I thanked Mr. Henderson. I didn’t go right down to the pig, though. I sank into a chair and sat still for a few minutes to think about my troubles, and then I got up and went to the barn, catching up on some odds and ends that needed tending to. Unconsciously I held off, for an hour, the deed by which I would officially recognize the collapse of the performance of raising a pig; I wanted no interruption in the regularity of feeding, the steadiness of growth, the even succession of days. I wanted no interruption, wanted no oil, no deviation. I just wanted to keep on raising a pig, full meal after full meal, spring into summer into fall. I didn’t even know whether there were two ounces of castor oil on the place.
From E.B. White’s “Death of a Pig,” January 1948. Available in The Second Tree From the Corner. Go read the whole thing.

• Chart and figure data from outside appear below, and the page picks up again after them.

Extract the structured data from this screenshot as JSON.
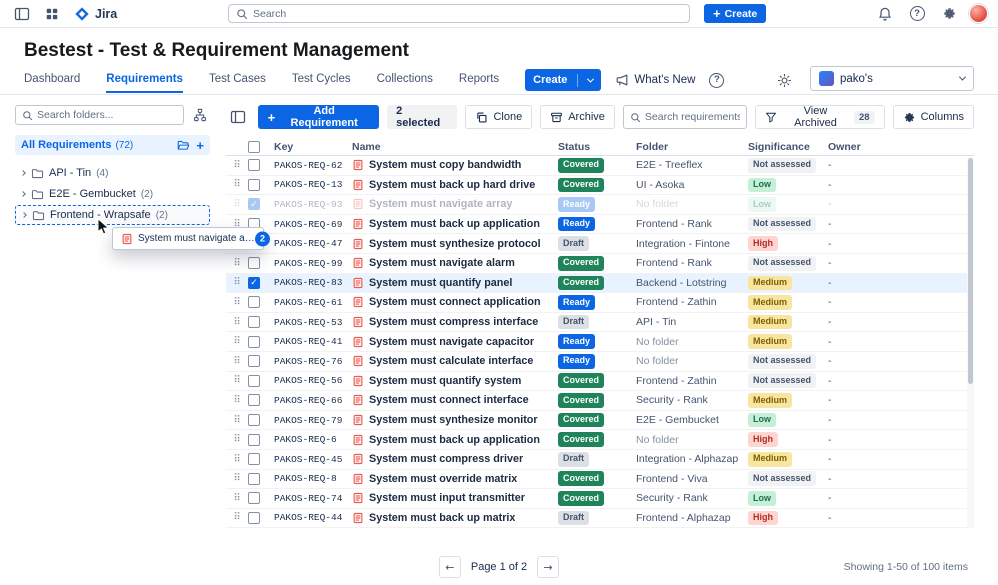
{
  "topnav": {
    "app_name": "Jira",
    "search_placeholder": "Search",
    "create_label": "Create"
  },
  "header": {
    "title": "Bestest - Test & Requirement Management",
    "tabs": [
      {
        "label": "Dashboard",
        "active": false
      },
      {
        "label": "Requirements",
        "active": true
      },
      {
        "label": "Test Cases",
        "active": false
      },
      {
        "label": "Test Cycles",
        "active": false
      },
      {
        "label": "Collections",
        "active": false
      },
      {
        "label": "Reports",
        "active": false
      }
    ],
    "create_label": "Create",
    "whats_new_label": "What's New",
    "profile_label": "pako's"
  },
  "sidebar": {
    "search_placeholder": "Search folders...",
    "root": {
      "label": "All Requirements",
      "count": "(72)"
    },
    "folders": [
      {
        "label": "API - Tin",
        "count": "(4)",
        "drop_target": false
      },
      {
        "label": "E2E - Gembucket",
        "count": "(2)",
        "drop_target": false
      },
      {
        "label": "Frontend - Wrapsafe",
        "count": "(2)",
        "drop_target": true
      }
    ],
    "drag_preview": {
      "label": "System must navigate ar...",
      "badge": "2"
    }
  },
  "toolbar": {
    "add_label": "Add Requirement",
    "selected_label": "2 selected",
    "clone_label": "Clone",
    "archive_label": "Archive",
    "search_placeholder": "Search requirements...",
    "view_archived_label": "View Archived",
    "view_archived_count": "28",
    "columns_label": "Columns"
  },
  "table": {
    "headers": {
      "key": "Key",
      "name": "Name",
      "status": "Status",
      "folder": "Folder",
      "significance": "Significance",
      "owner": "Owner"
    },
    "rows": [
      {
        "key": "PAKOS-REQ-62",
        "name": "System must copy bandwidth",
        "status": "Covered",
        "folder": "E2E - Treeflex",
        "significance": "Not assessed",
        "owner": "-"
      },
      {
        "key": "PAKOS-REQ-13",
        "name": "System must back up hard drive",
        "status": "Covered",
        "folder": "UI - Asoka",
        "significance": "Low",
        "owner": "-"
      },
      {
        "key": "PAKOS-REQ-93",
        "name": "System must navigate array",
        "status": "Ready",
        "folder": "No folder",
        "significance": "Low",
        "owner": "-",
        "checked": true,
        "ghost": true
      },
      {
        "key": "PAKOS-REQ-69",
        "name": "System must back up application",
        "status": "Ready",
        "folder": "Frontend - Rank",
        "significance": "Not assessed",
        "owner": "-"
      },
      {
        "key": "PAKOS-REQ-47",
        "name": "System must synthesize protocol",
        "status": "Draft",
        "folder": "Integration - Fintone",
        "significance": "High",
        "owner": "-"
      },
      {
        "key": "PAKOS-REQ-99",
        "name": "System must navigate alarm",
        "status": "Covered",
        "folder": "Frontend - Rank",
        "significance": "Not assessed",
        "owner": "-"
      },
      {
        "key": "PAKOS-REQ-83",
        "name": "System must quantify panel",
        "status": "Covered",
        "folder": "Backend - Lotstring",
        "significance": "Medium",
        "owner": "-",
        "checked": true,
        "selected": true
      },
      {
        "key": "PAKOS-REQ-61",
        "name": "System must connect application",
        "status": "Ready",
        "folder": "Frontend - Zathin",
        "significance": "Medium",
        "owner": "-"
      },
      {
        "key": "PAKOS-REQ-53",
        "name": "System must compress interface",
        "status": "Draft",
        "folder": "API - Tin",
        "significance": "Medium",
        "owner": "-"
      },
      {
        "key": "PAKOS-REQ-41",
        "name": "System must navigate capacitor",
        "status": "Ready",
        "folder": "No folder",
        "significance": "Medium",
        "owner": "-"
      },
      {
        "key": "PAKOS-REQ-76",
        "name": "System must calculate interface",
        "status": "Ready",
        "folder": "No folder",
        "significance": "Not assessed",
        "owner": "-"
      },
      {
        "key": "PAKOS-REQ-56",
        "name": "System must quantify system",
        "status": "Covered",
        "folder": "Frontend - Zathin",
        "significance": "Not assessed",
        "owner": "-"
      },
      {
        "key": "PAKOS-REQ-66",
        "name": "System must connect interface",
        "status": "Covered",
        "folder": "Security - Rank",
        "significance": "Medium",
        "owner": "-"
      },
      {
        "key": "PAKOS-REQ-79",
        "name": "System must synthesize monitor",
        "status": "Covered",
        "folder": "E2E - Gembucket",
        "significance": "Low",
        "owner": "-"
      },
      {
        "key": "PAKOS-REQ-6",
        "name": "System must back up application",
        "status": "Covered",
        "folder": "No folder",
        "significance": "High",
        "owner": "-"
      },
      {
        "key": "PAKOS-REQ-45",
        "name": "System must compress driver",
        "status": "Draft",
        "folder": "Integration - Alphazap",
        "significance": "Medium",
        "owner": "-"
      },
      {
        "key": "PAKOS-REQ-8",
        "name": "System must override matrix",
        "status": "Covered",
        "folder": "Frontend - Viva",
        "significance": "Not assessed",
        "owner": "-"
      },
      {
        "key": "PAKOS-REQ-74",
        "name": "System must input transmitter",
        "status": "Covered",
        "folder": "Security - Rank",
        "significance": "Low",
        "owner": "-"
      },
      {
        "key": "PAKOS-REQ-44",
        "name": "System must back up matrix",
        "status": "Draft",
        "folder": "Frontend - Alphazap",
        "significance": "High",
        "owner": "-"
      }
    ]
  },
  "pagination": {
    "label": "Page 1 of 2"
  },
  "footer": {
    "showing": "Showing 1-50 of 100 items"
  },
  "glyphs": {
    "plus": "+",
    "check": "✓",
    "question": "?",
    "drag": "⠿",
    "arrow_left": "←",
    "arrow_right": "→"
  },
  "colors": {
    "accent": "#0C66E4",
    "selected_row_bg": "#E9F2FF",
    "status": {
      "Covered": {
        "bg": "#1F845A",
        "fg": "#FFFFFF"
      },
      "Ready": {
        "bg": "#0C66E4",
        "fg": "#FFFFFF"
      },
      "Draft": {
        "bg": "#DCDFE4",
        "fg": "#44546F"
      }
    },
    "significance": {
      "Not assessed": {
        "bg": "#F1F2F4",
        "fg": "#44546F"
      },
      "Low": {
        "bg": "#C6EFD8",
        "fg": "#216E4E"
      },
      "Medium": {
        "bg": "#F8E6A0",
        "fg": "#7F5F01"
      },
      "High": {
        "bg": "#FFD5D2",
        "fg": "#AE2E24"
      }
    }
  }
}
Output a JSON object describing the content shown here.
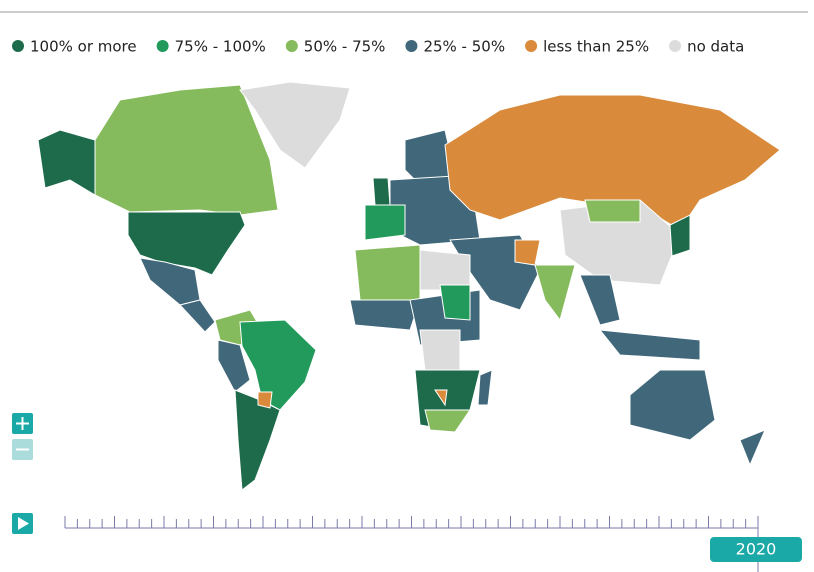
{
  "legend": [
    {
      "label": "100% or more",
      "color": "#1d6b4b"
    },
    {
      "label": "75% - 100%",
      "color": "#229a5b"
    },
    {
      "label": "50% - 75%",
      "color": "#85bb5c"
    },
    {
      "label": "25% - 50%",
      "color": "#41687a"
    },
    {
      "label": "less than 25%",
      "color": "#d98a3b"
    },
    {
      "label": "no data",
      "color": "#dcdcdc"
    }
  ],
  "timeline": {
    "year": "2020"
  }
}
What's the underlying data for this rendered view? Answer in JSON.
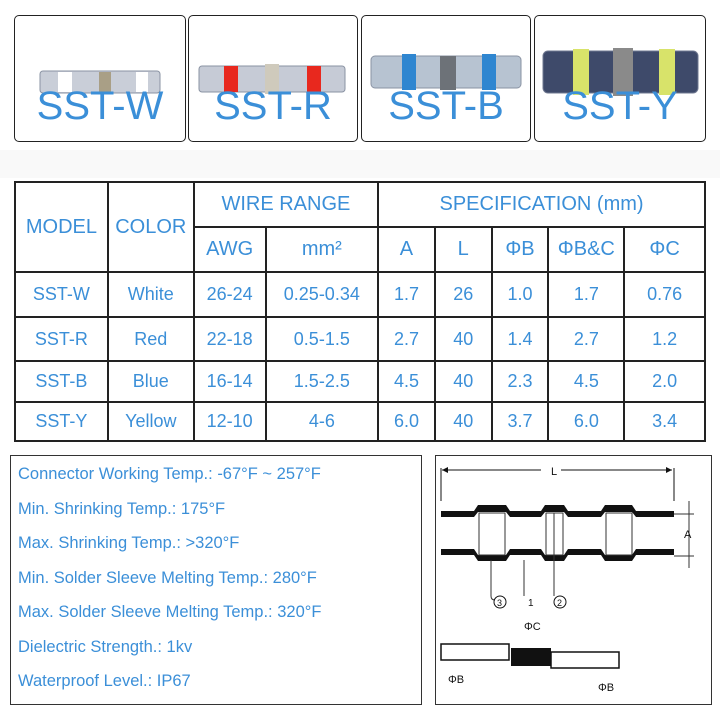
{
  "products": [
    {
      "model": "SST-W",
      "band_color": "#ffffff"
    },
    {
      "model": "SST-R",
      "band_color": "#e8281e"
    },
    {
      "model": "SST-B",
      "band_color": "#2f86d0"
    },
    {
      "model": "SST-Y",
      "band_color": "#d8e36a"
    }
  ],
  "table": {
    "headers": {
      "model": "MODEL",
      "color": "COLOR",
      "wire_range": "WIRE RANGE",
      "specification": "SPECIFICATION (mm)",
      "sub": [
        "AWG",
        "mm²",
        "A",
        "L",
        "ΦB",
        "ΦB&C",
        "ΦC"
      ]
    },
    "rows": [
      [
        "SST-W",
        "White",
        "26-24",
        "0.25-0.34",
        "1.7",
        "26",
        "1.0",
        "1.7",
        "0.76"
      ],
      [
        "SST-R",
        "Red",
        "22-18",
        "0.5-1.5",
        "2.7",
        "40",
        "1.4",
        "2.7",
        "1.2"
      ],
      [
        "SST-B",
        "Blue",
        "16-14",
        "1.5-2.5",
        "4.5",
        "40",
        "2.3",
        "4.5",
        "2.0"
      ],
      [
        "SST-Y",
        "Yellow",
        "12-10",
        "4-6",
        "6.0",
        "40",
        "3.7",
        "6.0",
        "3.4"
      ]
    ]
  },
  "specs": [
    "Connector Working Temp.: -67°F ~ 257°F",
    "Min. Shrinking Temp.: 175°F",
    "Max. Shrinking Temp.: >320°F",
    "Min. Solder Sleeve Melting Temp.:  280°F",
    "Max. Solder Sleeve Melting Temp.:  320°F",
    "Dielectric Strength.: 1kv",
    "Waterproof Level.: IP67"
  ],
  "diagram": {
    "L": "L",
    "A": "A",
    "c3": "3",
    "c1": "1",
    "c2": "2",
    "phiC": "ΦC",
    "phiB1": "ΦB",
    "phiB2": "ΦB"
  },
  "colors": {
    "text": "#3b8fd8",
    "border": "#222222"
  }
}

I adored this essay, and it’s hard to say precisely why. It has all the usual White stylistic virtues—it’s funny, precise, straightforward—but that’s not really it. Maybe it’s this, and you’ll have to allow me to make a strained connection: What White does here is retell his way of living. The reader probably cannot help but be charmed by it (I couldn’t). Compare this, stylistically, to that wretched irony essay in The New York Times last week, which prescribes a similar way of living but does it pompously, didactically, and dishonestly. The lesson, as far as I can tell, is that the writer should tell only the story he can, and then he should stay out of the reader’s way. But maybe that’s not it. I don’t know. Anyway. Maine.